In recent times, there has been a rise in the performance rates of many candidates in the UTME. This is especially in places and schools where it should be relatively difficult for students to excel that well given the inauspicious environment for learning.
In support of this feeler, one curious observation that might have necessitated this probe is the claim of some examiners that the rising moral deficit and intellectual deficiencies recorded in the institutions of higher learning seem inconsistent and inversely proportional to the acclaimed successes of candidates in the UTME.
It is gratifying to know that JAMB has woken up from the shackles of mediocrity, which years of obnoxious policies and administrative indifference have placed it.
At a time when many well-meaning Nigerians have given up on our distressful tertiary educational system, the authorities seemed to have acted decisively. It was as if JAMB suddenly came to the awareness that the university, being a citadel of learning and research producing the critical, cultivated, and problem-solving think-tank of a given society, must be purged of virulent agents of civilisation.
While we commend JAMB’s initiative, our counsel is that there should be diligent, impartial and thorough probing of the entry certificates of candidates.
All forms of malpractices, in whichever part of the country they might have been perpetrated, must be subjected to serious scrutiny.
Already, no fewer than a hundred candidates of the UTME have been arrested for various examination practices nationwide, even as JAMB cancelled results in two centres in Abia State.
Besides, the probe should be transparent and must be devoid of witch-hunting. It should not be seen or even suspected as being an exercise targeted at candidates from certain parts of the country. Should that happen, it may discredit the laudable objective of quality control, and create distrust amongst Nigerian youths.
Nigerians should join hands with other stakeholders in salvaging tertiary education by supporting this new move by JAMB.
One way of carrying out this support is to report unscrupulous activities of persons and institutions that encourage cheating and other examination malpractices. It is common knowledge that many schools, institutions and even parents and guardians are accomplices in this ignoble activity.
Many of the study centres springing up in dingy and inhospitable places in town have been indicted as ‘miracle centres’ where students pass the UTME with flying colours. This is a tragedy.
In this regard, JAMB, in concert with other examination regulatory groups and law enforcement operatives should investigate and prosecute suspected schools and examination centres that have turned examination malpractices into an industry.
Where they are found culpable, diligent investigation should identify individual culprits and masterminds, and so they should be prosecuted.
Beyond the fact that this probe would serve as a deterrent, it is also necessary for personal moral purgation, corporate moral sanity and social reforms.
Our regulatory bodies should not, and cannot, afford to condone willful falsehood and mendacity because in time to come today’s cheats and forgers of certificates may end up occupying positions of trust such as judges and accountants.

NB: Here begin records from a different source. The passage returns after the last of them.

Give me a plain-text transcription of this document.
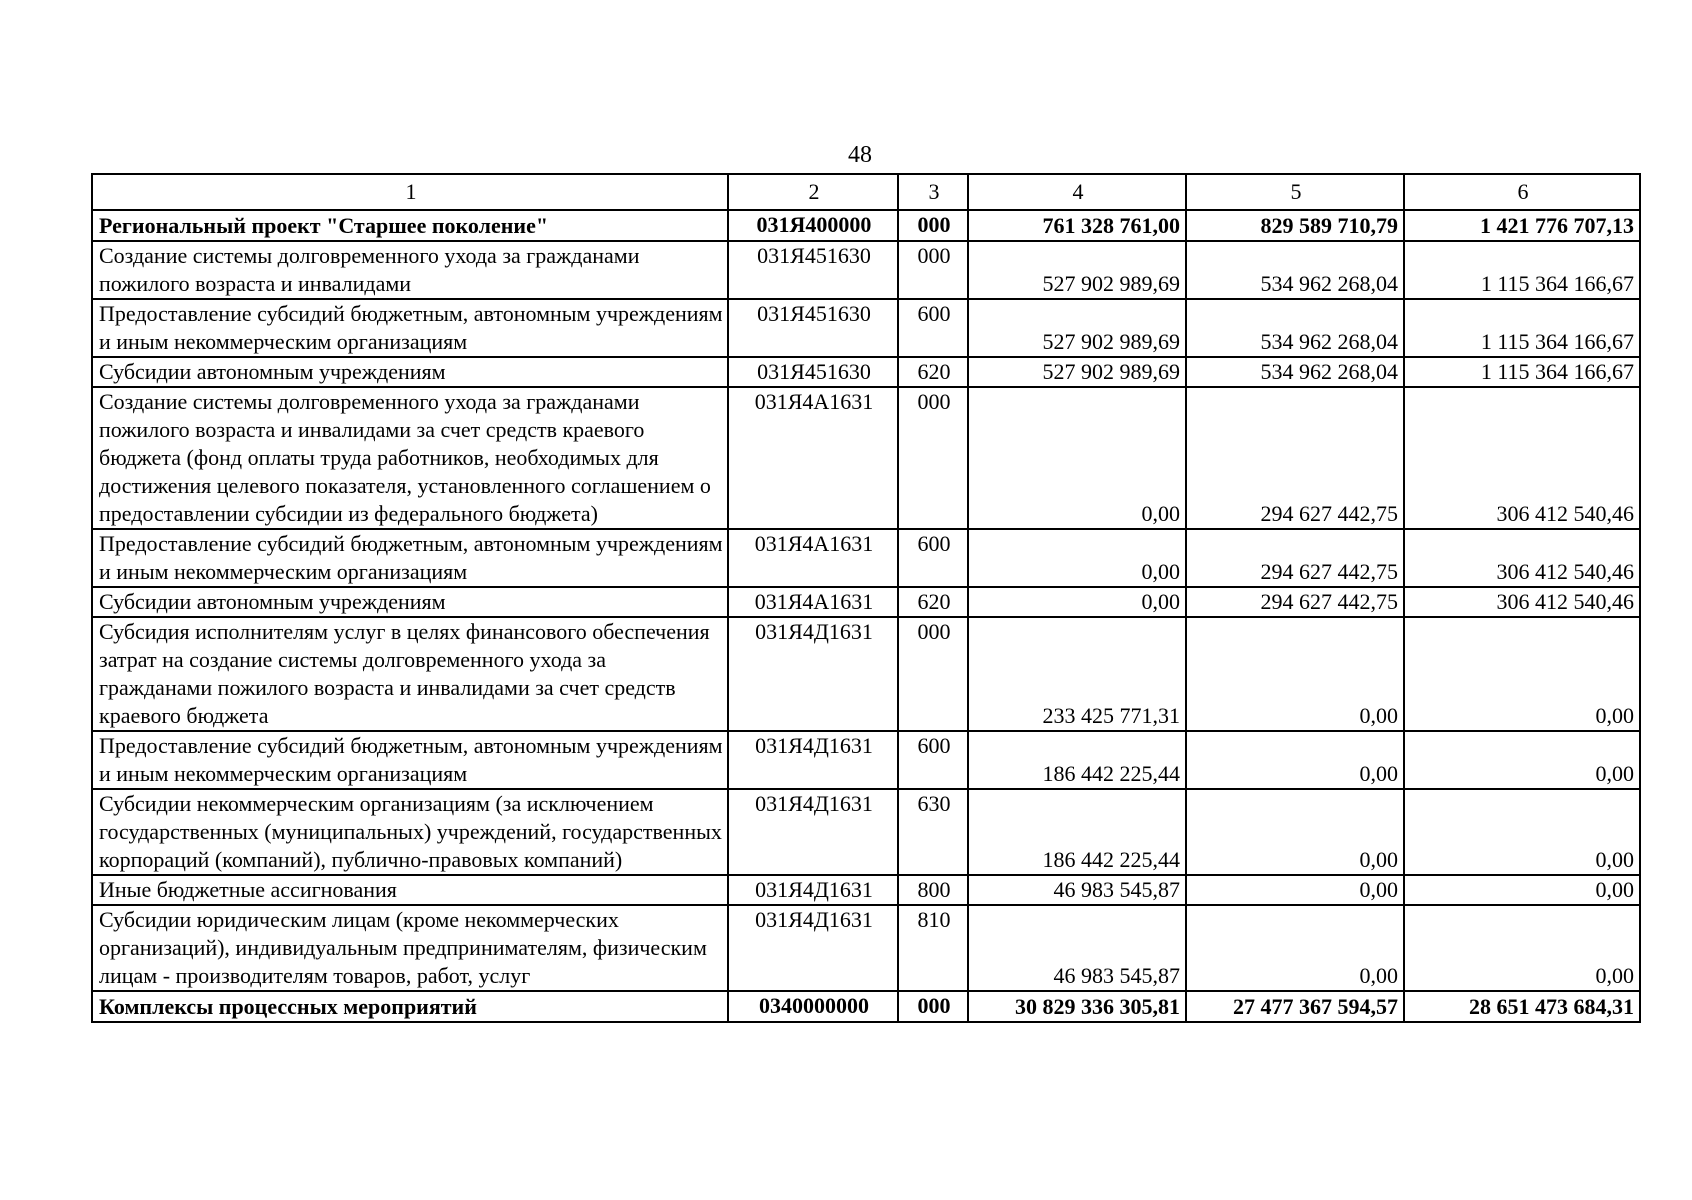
48
1	2	3	4	5	6
Региональный проект "Старшее поколение"	031Я400000	000	761 328 761,00	829 589 710,79	1 421 776 707,13
Создание системы долговременного ухода за гражданами пожилого возраста и инвалидами	031Я451630	000	527 902 989,69	534 962 268,04	1 115 364 166,67
Предоставление субсидий бюджетным, автономным учреждениям и иным некоммерческим организациям	031Я451630	600	527 902 989,69	534 962 268,04	1 115 364 166,67
Субсидии автономным учреждениям	031Я451630	620	527 902 989,69	534 962 268,04	1 115 364 166,67
Создание системы долговременного ухода за гражданами пожилого возраста и инвалидами за счет средств краевого бюджета (фонд оплаты труда работников, необходимых для достижения целевого показателя, установленного соглашением о предоставлении субсидии из федерального бюджета)	031Я4А1631	000	0,00	294 627 442,75	306 412 540,46
Предоставление субсидий бюджетным, автономным учреждениям и иным некоммерческим организациям	031Я4А1631	600	0,00	294 627 442,75	306 412 540,46
Субсидии автономным учреждениям	031Я4А1631	620	0,00	294 627 442,75	306 412 540,46
Субсидия исполнителям услуг в целях финансового обеспечения затрат на создание системы долговременного ухода за гражданами пожилого возраста и инвалидами за счет средств краевого бюджета	031Я4Д1631	000	233 425 771,31	0,00	0,00
Предоставление субсидий бюджетным, автономным учреждениям и иным некоммерческим организациям	031Я4Д1631	600	186 442 225,44	0,00	0,00
Субсидии некоммерческим организациям (за исключением государственных (муниципальных) учреждений, государственных корпораций (компаний), публично-правовых компаний)	031Я4Д1631	630	186 442 225,44	0,00	0,00
Иные бюджетные ассигнования	031Я4Д1631	800	46 983 545,87	0,00	0,00
Субсидии юридическим лицам (кроме некоммерческих организаций), индивидуальным предпринимателям, физическим лицам - производителям товаров, работ, услуг	031Я4Д1631	810	46 983 545,87	0,00	0,00
Комплексы процессных мероприятий	0340000000	000	30 829 336 305,81	27 477 367 594,57	28 651 473 684,31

When unrepentant cheats and incurable forgers occupy such positions of authority, one can imagine the kind of pestilential influence they would have on public morality.
Any society that treats cheats and forgers with kid gloves is mortgaging the future of its moral institutions and the positively progressive development of its youth. The consequences are grave.
No foreign investor would want to stop over in that society as the international community will not respect any products from there. This is a reproach we must not tolerate.